One of the benefits of an ongoing series is that an author can build up an extended cast: for instant conflict, just put one of the cast in danger. Over the many "in Death" books, the friends and colleagues of Eve Dallas have been attacked by serial killers, charged with murder, and beaten up by her husband, Roarke. In the latest, Divided in Death, J.D. Robb turns to one of Roarke's most trusted employees, his admin Caro (who finally gets a last name): her daughter is framed for a double murder.

This is the first solo Robb book in hardcover [*], and perforce I checked it out of the library. (They're guilty pleasures, not worthy of purchase in hardcover; besides, I was counting on these to help fill up the paperback shelves.) I speculate that the jump to hardcover affected the plot. On the personal level, it's almost a reset in Eve and Roarke's relationship, as they have their most serious conflict since they got married. I have become steadily more annoyed with Roarke as the series has progressed, and this book didn't help that any. And on the mystery level, it has one of the more complicated plots that I can recall in these; which is not to say that it's terribly interesting or plausible, because it isn't.
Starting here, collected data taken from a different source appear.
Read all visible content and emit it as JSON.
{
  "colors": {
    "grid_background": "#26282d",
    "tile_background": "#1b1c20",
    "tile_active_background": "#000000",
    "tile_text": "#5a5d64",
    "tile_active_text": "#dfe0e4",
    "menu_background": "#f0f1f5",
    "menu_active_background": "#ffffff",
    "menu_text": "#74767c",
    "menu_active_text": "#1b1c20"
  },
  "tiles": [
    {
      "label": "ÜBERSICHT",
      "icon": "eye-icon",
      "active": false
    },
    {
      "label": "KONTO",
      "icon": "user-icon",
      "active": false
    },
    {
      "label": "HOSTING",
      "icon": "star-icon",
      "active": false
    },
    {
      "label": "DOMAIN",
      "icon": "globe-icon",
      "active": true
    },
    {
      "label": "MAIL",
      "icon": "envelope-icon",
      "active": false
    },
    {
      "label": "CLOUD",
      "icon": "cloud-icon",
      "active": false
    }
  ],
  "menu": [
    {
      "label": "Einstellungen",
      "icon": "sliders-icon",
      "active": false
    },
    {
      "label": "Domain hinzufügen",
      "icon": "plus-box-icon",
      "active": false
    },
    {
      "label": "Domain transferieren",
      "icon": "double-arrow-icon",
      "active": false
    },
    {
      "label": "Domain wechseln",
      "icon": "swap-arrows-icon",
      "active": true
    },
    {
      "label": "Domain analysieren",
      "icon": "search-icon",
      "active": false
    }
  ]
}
I really, really wish someone would dissuade Robb from doing computer-based plots, because they are just laughably bad.

Guilty, yes; pleasure, not so much. Too much angst—and just how long can Robb keep milking Eve's tragic past, anyway? Sheesh.—and too many things running up against my willing suspension of disbelief. The next book looks to be a more traditional serial killer story, judging by the excerpt in the back of this book, and maybe that will be a return to form.

[*] Remember When was co-written with Robb's other persona, Nora Roberts (her real name).

(But hey, these last few have been logged right after I finished the book in question. Except for half-a-dozen collections I'm partway through, and Sethra Lavode, which I will log when it's released, I'm all caught up and can start making a dent in all the new releases I've been eagerly awaiting.)